Unfortunately, the “log every search the server makes” approach is incorrect as we perform searches as people are typing which will result in a massively noisy log.
- Create a new table
term, user_id (nullable), ip_address, created_at, clicked_topic_id (nullable), source_id (either header or fullpage)
- Log on server with the following algorithm on search
UPDATE term SET term = :new_term created_at: :now WHERE created_at < 5.seconds.ago AND position(term in :new_term) = 0 AND (user_id = :user_id OR ip_address = :ip_address) term: new_term, now: Time.zone.no, ip_address: request.ip If update touches zero rows, then insert a **new** search log row
Or, in English
Update existing search log row IF:
- Same user (for anon use ip address, for logged in use user_id)
- Previous search started with the text of current search, eg: previous was “dog” and new is “dog in white”

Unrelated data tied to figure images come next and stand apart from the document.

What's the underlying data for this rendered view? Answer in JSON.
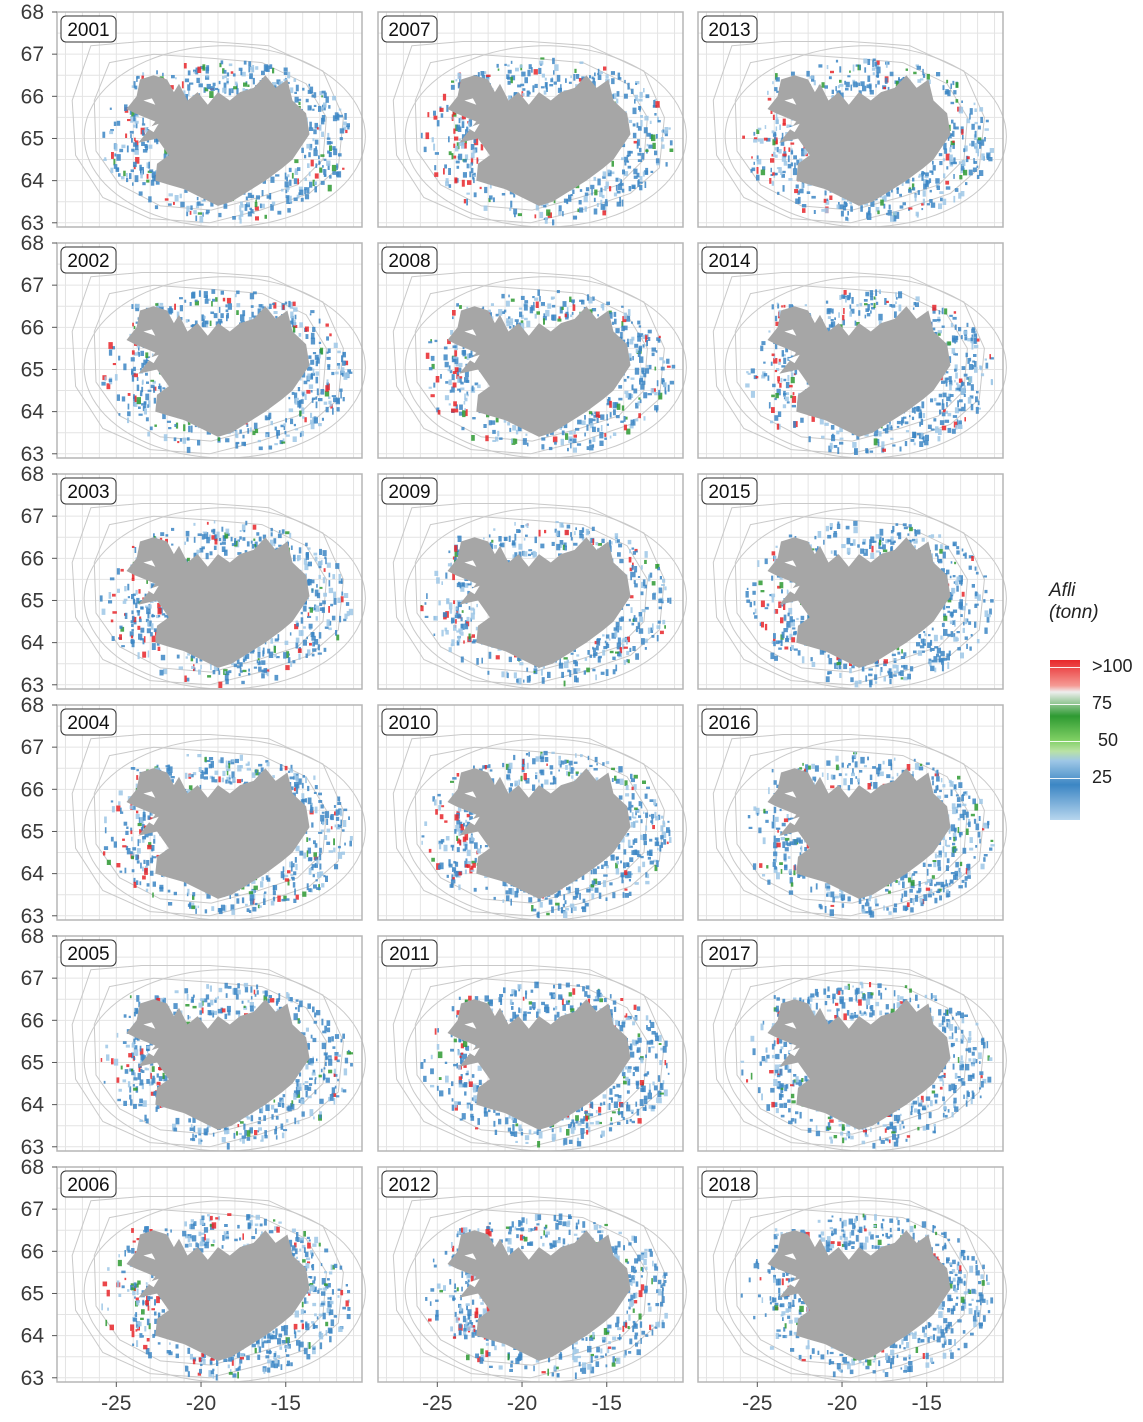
{
  "panels": [
    "2001",
    "2007",
    "2013",
    "2002",
    "2008",
    "2014",
    "2003",
    "2009",
    "2015",
    "2004",
    "2010",
    "2016",
    "2005",
    "2011",
    "2017",
    "2006",
    "2012",
    "2018"
  ],
  "axes": {
    "y_ticks": [
      "68",
      "67",
      "66",
      "65",
      "64",
      "63"
    ],
    "x_ticks": [
      "-25",
      "-20",
      "-15"
    ]
  },
  "legend": {
    "title_line1": "Afli",
    "title_line2": "(tonn)",
    "labels": [
      ">100",
      "75",
      "50",
      "25"
    ]
  },
  "colors": {
    "land": "#a6a6a6",
    "high": "#e8262a",
    "mid": "#2e9a32",
    "low": "#3c86c4",
    "contour": "#c9c9c9",
    "grid": "#e4e4e4",
    "panel_border": "#b5b5b5"
  }
}
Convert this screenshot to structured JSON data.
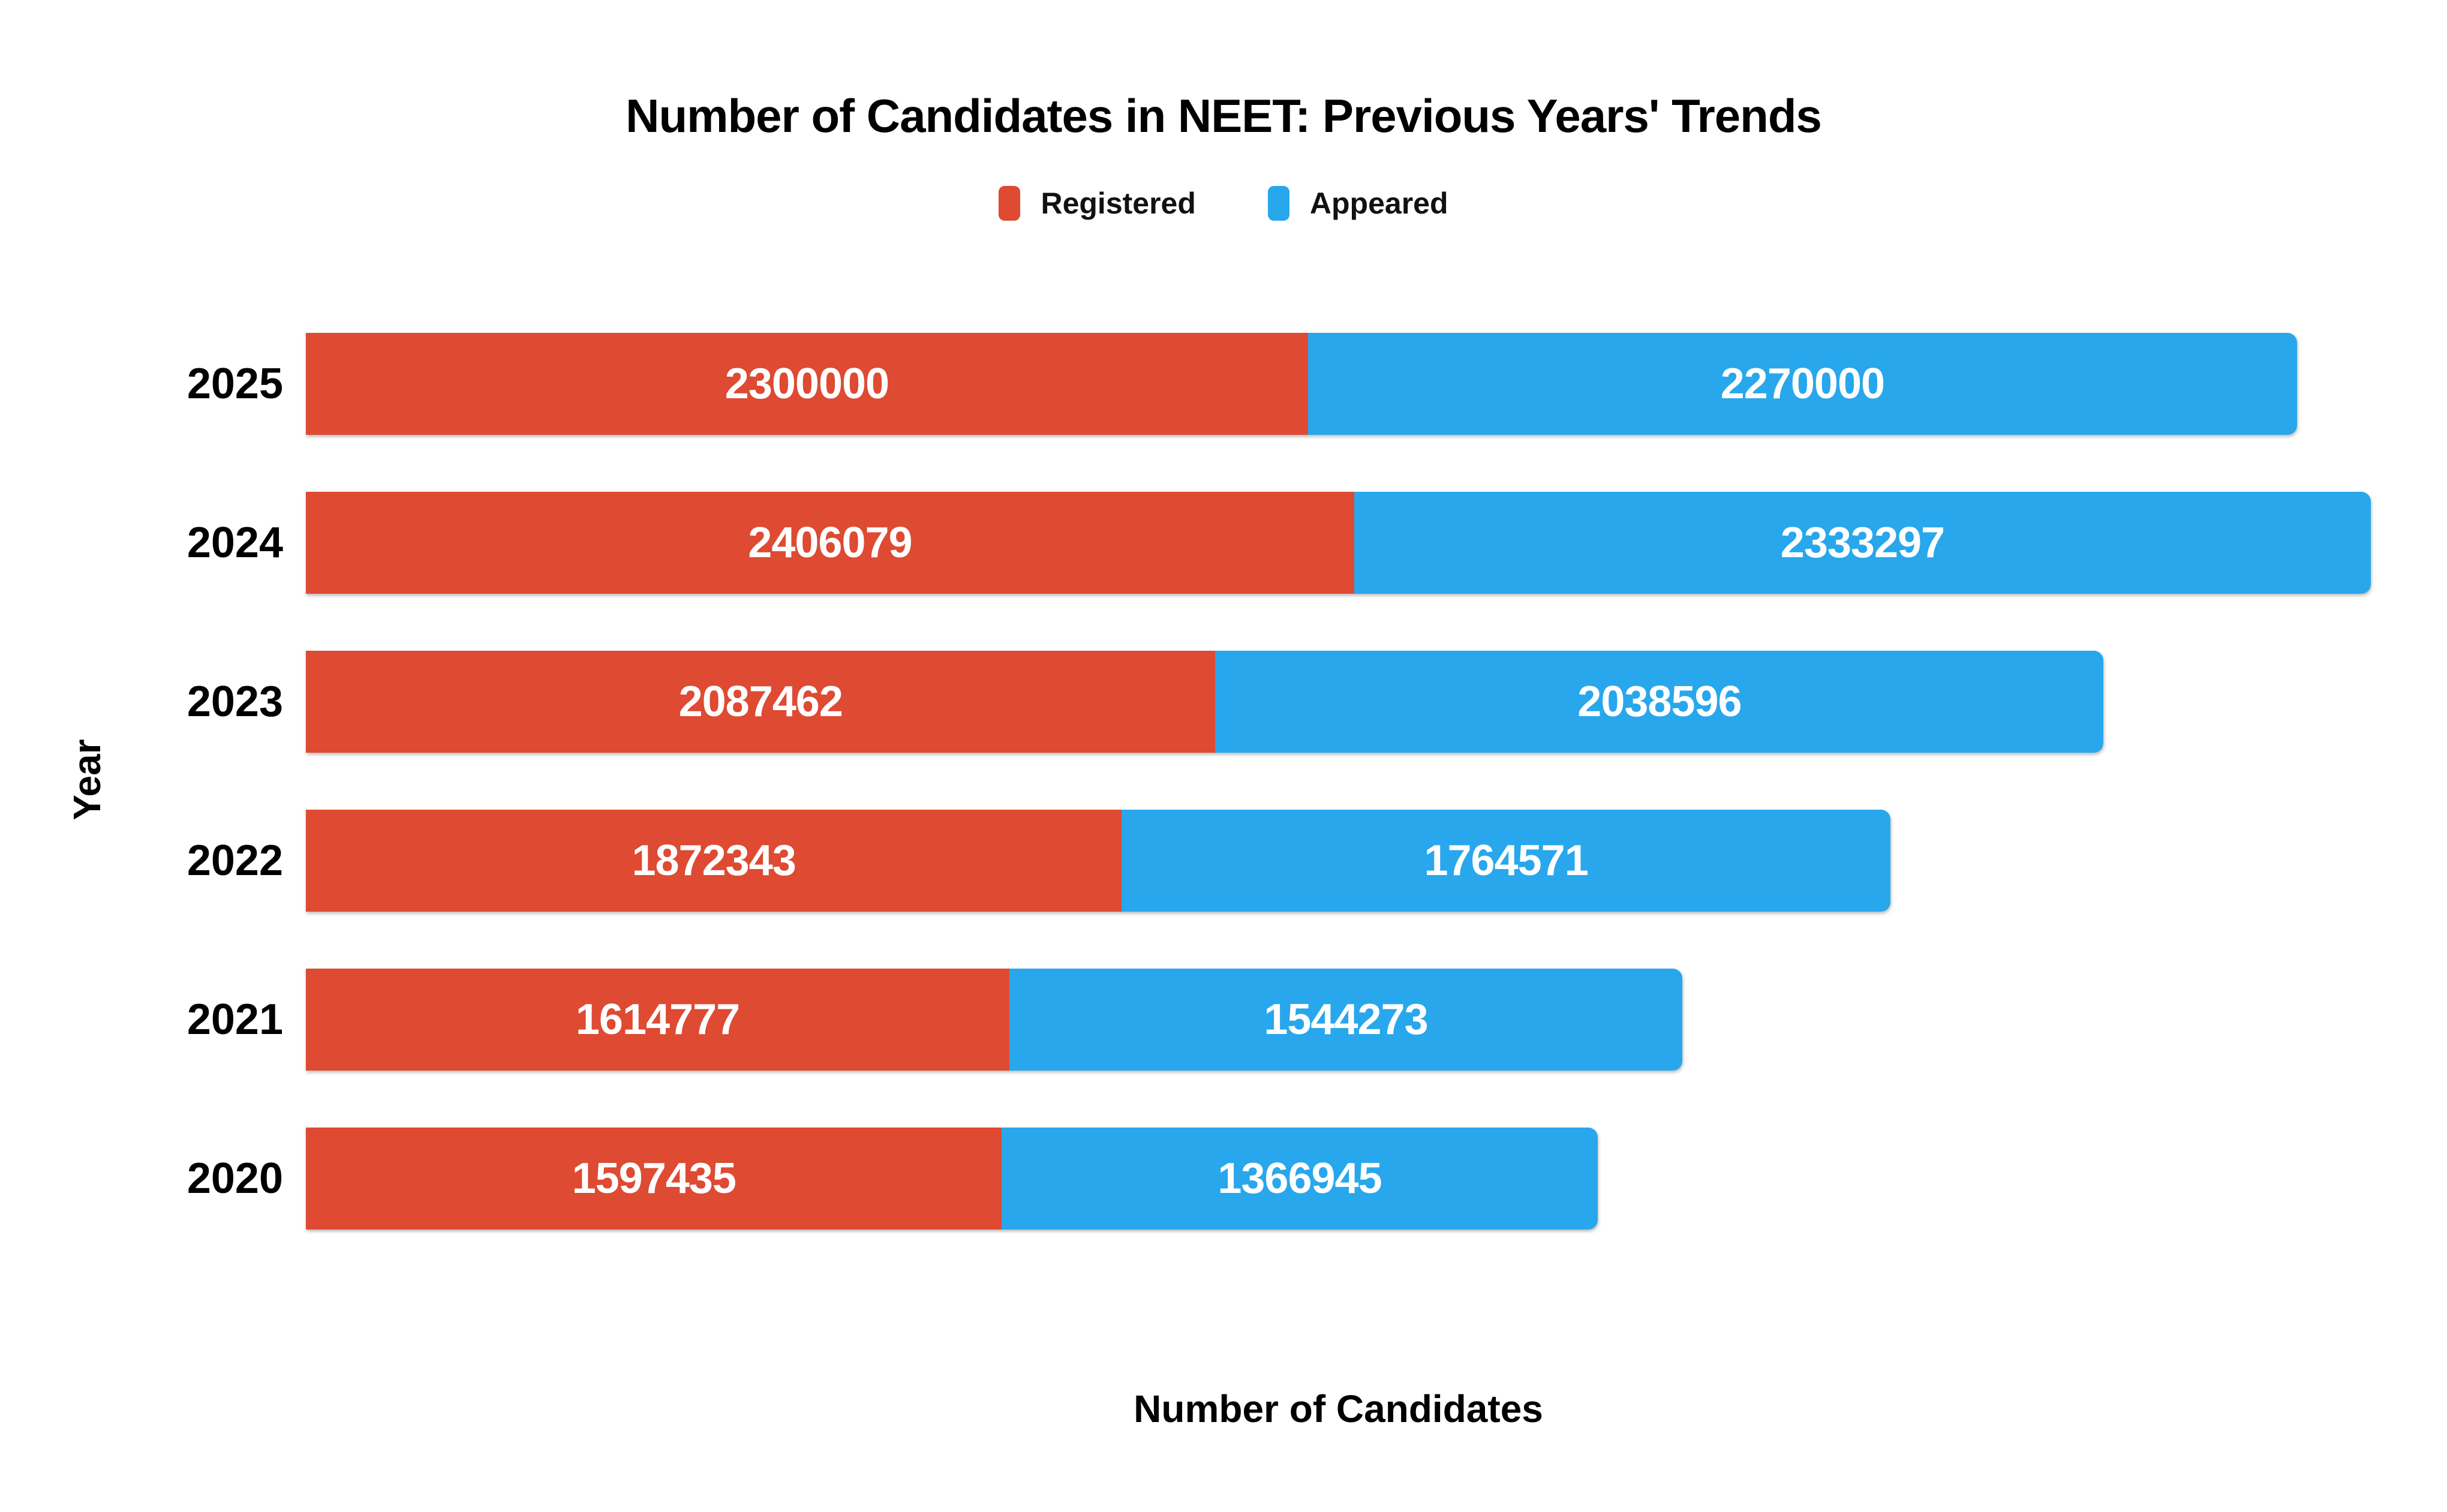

- Previous search was logged less than 5 seconds ago
On click on search result (in either full page search or header) update the
clicked_topic_id, (have search results return log id, then update it based on log id + user match + in last 10 minutes)
Limiting log size
So the log does not grow forever there should be a site setting for maximum rows to store. Default should be about a million.
A weekly job can delete oldest rows or something.